Like most EV makers, Lucid’s challenge isn’t just selling more vehicles; it’s making a profit on the vehicles it sells. You can see below that gross margins are negative 106% and show no signs of an inflection.
Lucid has a couple of problems that don’t seem to be improving. First, its vehicles are expensive, starting at $69,900, which puts them out of reach of the average buyer. That makes it difficult to scale because there’s not enough demand beyond the 9,000 vehicles expected to be produced this year. It’s hard to sell a vehicle for $70,000 when there are options for half that.
The second problem is costs, which haven’t come down nearly fast enough given the company’s scale.
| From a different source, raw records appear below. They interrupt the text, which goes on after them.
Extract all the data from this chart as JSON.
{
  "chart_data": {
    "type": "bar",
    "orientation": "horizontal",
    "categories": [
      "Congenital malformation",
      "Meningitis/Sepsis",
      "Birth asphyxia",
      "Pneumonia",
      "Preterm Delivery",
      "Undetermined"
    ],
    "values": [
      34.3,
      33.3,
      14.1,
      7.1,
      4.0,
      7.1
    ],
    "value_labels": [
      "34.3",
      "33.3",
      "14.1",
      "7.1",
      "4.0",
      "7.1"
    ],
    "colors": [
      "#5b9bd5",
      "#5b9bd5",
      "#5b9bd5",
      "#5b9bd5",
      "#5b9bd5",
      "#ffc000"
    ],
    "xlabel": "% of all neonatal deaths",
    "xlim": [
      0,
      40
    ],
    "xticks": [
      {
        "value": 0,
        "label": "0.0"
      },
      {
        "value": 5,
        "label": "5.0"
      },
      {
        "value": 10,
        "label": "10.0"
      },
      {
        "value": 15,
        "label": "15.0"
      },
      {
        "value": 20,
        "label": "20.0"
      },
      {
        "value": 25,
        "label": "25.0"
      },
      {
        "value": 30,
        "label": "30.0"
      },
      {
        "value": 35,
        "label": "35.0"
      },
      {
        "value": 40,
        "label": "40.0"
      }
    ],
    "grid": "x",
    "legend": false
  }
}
Playing in the luxury market is inherently a low-volume market, and if a company can’t make money at small volumes at these price points, it’s a difficult road ahead.
Losses are mounting and investors need to start considering how long Lucid will be able to fund the current level of losses. The conventional wisdom has been that the Saudi Arabia Public Investment Fund (PIF), Lucid’s biggest shareholder, will come to the rescue.
In August, the fund did commit to investing $750 million in preferred shares and $750 million in an unsecured delayed draw term loan facility. That may seem like good news, but these new funds are senior to common shareholders. Lucid could go through bankruptcy, and the PIF could still control the company.